# Old English: sceaft / gesceaft



## nemurenai

In old english, what is the difference between these two words? In my textbook, it says that the "ge" prefix is used to make nouns from verbs, giving the example of "scippan" and "gesceaft" (create - creation), but the word "sceaft" seems to exist on its own, also meaning creation, so I'm confused. Is there a difference between these two words or not?

Thank you.


----------



## Roy776

The ge- prefix was also used to form the past participle, so if 'scippan' means 'to create', 'gesceaft' or 'gesceafen' could mean 'created'. If it is the participle.

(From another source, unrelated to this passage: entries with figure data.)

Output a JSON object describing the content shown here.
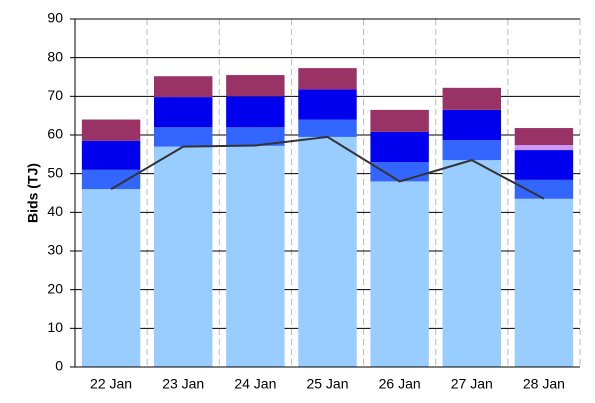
{
  "chart_data": {
    "type": "bar",
    "stacked": true,
    "y_label": "Bids (TJ)",
    "categories": [
      "22 Jan",
      "23 Jan",
      "24 Jan",
      "25 Jan",
      "26 Jan",
      "27 Jan",
      "28 Jan"
    ],
    "series": [
      {
        "color": "#99ccff",
        "values": [
          46,
          57,
          57.2,
          59.5,
          48,
          53.5,
          43.5
        ]
      },
      {
        "color": "#3366ff",
        "values": [
          5,
          5,
          4.8,
          4.5,
          5,
          5.2,
          4.9
        ]
      },
      {
        "color": "#0000ee",
        "values": [
          7.5,
          7.8,
          8,
          7.8,
          7.8,
          7.8,
          7.7
        ]
      },
      {
        "color": "#cc99ff",
        "values": [
          0,
          0,
          0,
          0,
          0,
          0,
          1.3
        ]
      },
      {
        "color": "#993366",
        "values": [
          5.5,
          5.4,
          5.5,
          5.5,
          5.7,
          5.7,
          4.4
        ]
      },
      {
        "type": "line",
        "color": "#333333",
        "values": [
          46,
          57,
          57.3,
          59.5,
          48,
          53.5,
          43.5
        ]
      }
    ],
    "ylim": [
      0,
      90
    ],
    "yticks": [
      0,
      10,
      20,
      30,
      40,
      50,
      60,
      70,
      80,
      90
    ],
    "grid": true
  }
}
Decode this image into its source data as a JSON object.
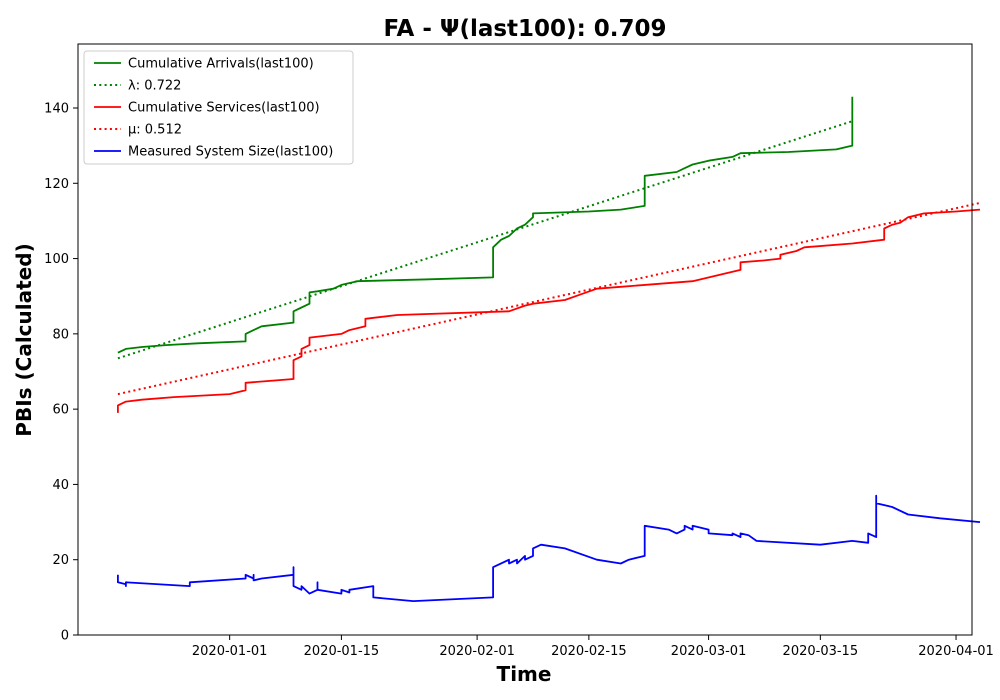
{
  "chart_data": {
    "type": "line",
    "title": "FA -  Ψ(last100): 0.709",
    "xlabel": "Time",
    "ylabel": "PBIs (Calculated)",
    "x_date_range": [
      "2019-12-13",
      "2020-04-03"
    ],
    "ylim": [
      0,
      157
    ],
    "xticks": [
      "2020-01-01",
      "2020-01-15",
      "2020-02-01",
      "2020-02-15",
      "2020-03-01",
      "2020-03-15",
      "2020-04-01"
    ],
    "yticks": [
      0,
      20,
      40,
      60,
      80,
      100,
      120,
      140
    ],
    "grid": false,
    "legend_position": "top-left",
    "series": [
      {
        "name": "Cumulative Arrivals(last100)",
        "color": "#008000",
        "style": "solid",
        "points": [
          [
            "2019-12-18",
            75
          ],
          [
            "2019-12-19",
            76
          ],
          [
            "2019-12-21",
            76.5
          ],
          [
            "2019-12-24",
            77
          ],
          [
            "2019-12-28",
            77.5
          ],
          [
            "2020-01-03",
            78
          ],
          [
            "2020-01-03",
            80
          ],
          [
            "2020-01-04",
            81
          ],
          [
            "2020-01-05",
            82
          ],
          [
            "2020-01-09",
            83
          ],
          [
            "2020-01-09",
            86
          ],
          [
            "2020-01-10",
            87
          ],
          [
            "2020-01-11",
            88
          ],
          [
            "2020-01-11",
            91
          ],
          [
            "2020-01-12",
            91.3
          ],
          [
            "2020-01-14",
            92
          ],
          [
            "2020-01-15",
            93
          ],
          [
            "2020-01-17",
            94
          ],
          [
            "2020-01-26",
            94.5
          ],
          [
            "2020-02-03",
            95
          ],
          [
            "2020-02-03",
            103
          ],
          [
            "2020-02-04",
            105
          ],
          [
            "2020-02-05",
            106
          ],
          [
            "2020-02-06",
            108
          ],
          [
            "2020-02-07",
            109
          ],
          [
            "2020-02-08",
            111
          ],
          [
            "2020-02-08",
            112
          ],
          [
            "2020-02-15",
            112.5
          ],
          [
            "2020-02-19",
            113
          ],
          [
            "2020-02-22",
            114
          ],
          [
            "2020-02-22",
            122
          ],
          [
            "2020-02-26",
            123
          ],
          [
            "2020-02-27",
            124
          ],
          [
            "2020-02-28",
            125
          ],
          [
            "2020-03-01",
            126
          ],
          [
            "2020-03-04",
            127
          ],
          [
            "2020-03-05",
            128
          ],
          [
            "2020-03-11",
            128.3
          ],
          [
            "2020-03-17",
            129
          ],
          [
            "2020-03-19",
            130
          ],
          [
            "2020-03-19",
            143
          ]
        ]
      },
      {
        "name": "λ: 0.722",
        "color": "#008000",
        "style": "dotted",
        "points": [
          [
            "2019-12-18",
            73.5
          ],
          [
            "2020-03-19",
            136.5
          ]
        ]
      },
      {
        "name": "Cumulative Services(last100)",
        "color": "#ff0000",
        "style": "solid",
        "points": [
          [
            "2019-12-18",
            59
          ],
          [
            "2019-12-18",
            61
          ],
          [
            "2019-12-19",
            62
          ],
          [
            "2019-12-21",
            62.5
          ],
          [
            "2019-12-25",
            63.2
          ],
          [
            "2020-01-01",
            64
          ],
          [
            "2020-01-03",
            65
          ],
          [
            "2020-01-03",
            67
          ],
          [
            "2020-01-09",
            68
          ],
          [
            "2020-01-09",
            73
          ],
          [
            "2020-01-10",
            74
          ],
          [
            "2020-01-10",
            76
          ],
          [
            "2020-01-11",
            77
          ],
          [
            "2020-01-11",
            79
          ],
          [
            "2020-01-15",
            80
          ],
          [
            "2020-01-16",
            81
          ],
          [
            "2020-01-18",
            82
          ],
          [
            "2020-01-18",
            84
          ],
          [
            "2020-01-22",
            85
          ],
          [
            "2020-02-05",
            86
          ],
          [
            "2020-02-07",
            87.5
          ],
          [
            "2020-02-08",
            88
          ],
          [
            "2020-02-12",
            89
          ],
          [
            "2020-02-14",
            90.5
          ],
          [
            "2020-02-16",
            92
          ],
          [
            "2020-02-19",
            92.5
          ],
          [
            "2020-02-28",
            94
          ],
          [
            "2020-03-03",
            96
          ],
          [
            "2020-03-05",
            97
          ],
          [
            "2020-03-05",
            99
          ],
          [
            "2020-03-08",
            99.5
          ],
          [
            "2020-03-10",
            100
          ],
          [
            "2020-03-10",
            101
          ],
          [
            "2020-03-12",
            102
          ],
          [
            "2020-03-13",
            103
          ],
          [
            "2020-03-19",
            104
          ],
          [
            "2020-03-23",
            105
          ],
          [
            "2020-03-23",
            108
          ],
          [
            "2020-03-24",
            109
          ],
          [
            "2020-03-25",
            109.5
          ],
          [
            "2020-03-26",
            111
          ],
          [
            "2020-03-28",
            112
          ],
          [
            "2020-04-01",
            112.5
          ],
          [
            "2020-04-04",
            113
          ]
        ]
      },
      {
        "name": "μ: 0.512",
        "color": "#ff0000",
        "style": "dotted",
        "points": [
          [
            "2019-12-18",
            64
          ],
          [
            "2020-04-04",
            114.8
          ]
        ]
      },
      {
        "name": "Measured System Size(last100)",
        "color": "#0000ff",
        "style": "solid",
        "points": [
          [
            "2019-12-18",
            16
          ],
          [
            "2019-12-18",
            14
          ],
          [
            "2019-12-19",
            13.5
          ],
          [
            "2019-12-19",
            13
          ],
          [
            "2019-12-19",
            14
          ],
          [
            "2019-12-27",
            13
          ],
          [
            "2019-12-27",
            14
          ],
          [
            "2020-01-03",
            15
          ],
          [
            "2020-01-03",
            16
          ],
          [
            "2020-01-04",
            15
          ],
          [
            "2020-01-04",
            16
          ],
          [
            "2020-01-04",
            14.5
          ],
          [
            "2020-01-05",
            15
          ],
          [
            "2020-01-09",
            16
          ],
          [
            "2020-01-09",
            18
          ],
          [
            "2020-01-09",
            13
          ],
          [
            "2020-01-10",
            12
          ],
          [
            "2020-01-10",
            13
          ],
          [
            "2020-01-11",
            11
          ],
          [
            "2020-01-12",
            12
          ],
          [
            "2020-01-12",
            14
          ],
          [
            "2020-01-12",
            12
          ],
          [
            "2020-01-15",
            11
          ],
          [
            "2020-01-15",
            12
          ],
          [
            "2020-01-16",
            11.3
          ],
          [
            "2020-01-16",
            12
          ],
          [
            "2020-01-19",
            13
          ],
          [
            "2020-01-19",
            10
          ],
          [
            "2020-01-24",
            9
          ],
          [
            "2020-02-03",
            10
          ],
          [
            "2020-02-03",
            18
          ],
          [
            "2020-02-05",
            20
          ],
          [
            "2020-02-05",
            19
          ],
          [
            "2020-02-06",
            20
          ],
          [
            "2020-02-06",
            19
          ],
          [
            "2020-02-07",
            21
          ],
          [
            "2020-02-07",
            20
          ],
          [
            "2020-02-08",
            21
          ],
          [
            "2020-02-08",
            23
          ],
          [
            "2020-02-09",
            24
          ],
          [
            "2020-02-12",
            23
          ],
          [
            "2020-02-16",
            20
          ],
          [
            "2020-02-19",
            19
          ],
          [
            "2020-02-20",
            20
          ],
          [
            "2020-02-22",
            21
          ],
          [
            "2020-02-22",
            29
          ],
          [
            "2020-02-25",
            28
          ],
          [
            "2020-02-26",
            27
          ],
          [
            "2020-02-27",
            28
          ],
          [
            "2020-02-27",
            29
          ],
          [
            "2020-02-28",
            28
          ],
          [
            "2020-02-28",
            29
          ],
          [
            "2020-03-01",
            28
          ],
          [
            "2020-03-01",
            27
          ],
          [
            "2020-03-04",
            26.5
          ],
          [
            "2020-03-04",
            27
          ],
          [
            "2020-03-05",
            26
          ],
          [
            "2020-03-05",
            27
          ],
          [
            "2020-03-06",
            26.5
          ],
          [
            "2020-03-07",
            25
          ],
          [
            "2020-03-15",
            24
          ],
          [
            "2020-03-19",
            25
          ],
          [
            "2020-03-21",
            24.5
          ],
          [
            "2020-03-21",
            27
          ],
          [
            "2020-03-22",
            26
          ],
          [
            "2020-03-22",
            37
          ],
          [
            "2020-03-22",
            35
          ],
          [
            "2020-03-24",
            34
          ],
          [
            "2020-03-26",
            32
          ],
          [
            "2020-03-30",
            31
          ],
          [
            "2020-04-04",
            30
          ]
        ]
      }
    ]
  }
}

Thinking about it, at least in OHG, the ge- prefix implied a perfective aspect. For example 'denken' (to think) and 'gedenken' (commemorate). If this were the case here, then 'sceaft' could mean 'the process of creation' and gesceaft 'a (finished) creation'.


----------



## berndf

The general meaning is _all-encompassing, complete_. The perfective aspect is derived from that. In nouns it often means the _totality of, collection of, system of_. Example (again from German because the prefix is still active there): _Berg = mountain_; _Gebirge = mountain range_. Hence, _gesceaft _(German cognate _Geschäft; _original meaning_ what has been done/made_; modern meaning:_ shop, business, trade, contract_) can be interpreted as _all that has been created_ or _the thing(s) the creation of which has been completed _(the latter is the perfective aspect Roy mentioned). With verbs it is often just an intensifier, e.g. _etwas nießen_ (now obsolete) = _to profit from someting_; _etwas genießen _= _to enjoy something_.


----------



## nemurenai

Ok. Thank you both! This makes a lot of sense to me. (The textbook didn't really explain it well, it seems)


----------



## nemurenai

I actually have another question that's kind of related to this issue:

this textbook also says that the prefix can be attached to the preterite for a sense of completion. It gave examples like niman - genam. I thought that ge- was only affixed to the past participle, so... is this correct? I know it can be attached to a verb, so you could have something like seon as well as geseon, which could yield a preterite like geseah, but I don't think this is what the textbook meant. It specifically gave the example of just attaching it to the preterite. So how could you draw a "perfective" difference between nam and genam?


----------



## berndf

Doesn't past (=preterite) also have a certain notion of completeness? He_ took_ it, so the_ taking_ is completed.


----------



## nemurenai

Well, I had thought that it was the past participle that would convey the notion of completeness, which is why the prefix's use with the preterite seems somewhat strange.


----------



## berndf

You have to remember that the distinction between _perfect _and _perfective _aspect is alien to Germanic languages. Germanic languages just distinguished between _past _and _non-past_, _indicative_ and_ subjunctive_. Subtler distinctions like _he took_ and _he has taken_ or _he takes_ and he _will take_ are all medieval imports of Latin grammar.


----------



## nemurenai

In that case, what is the difference between the two types of past in old english?


----------



## berndf

"He has taken" is not a native verb form. It is an invention to copy Vulgar Latin constructs. The native use of the ppl. is as an adjective, as in "the born child".


----------



## nemurenai

I mean - you have e.g. niman (take); nam and (ge)numen. What is the difference between those two?


----------



## berndf

"Nam" is a finite verb form, "genumen" is an adjective.


----------



## nemurenai

Aah. Ok. Thank you  (That actually clears up the whole issue for me )


----------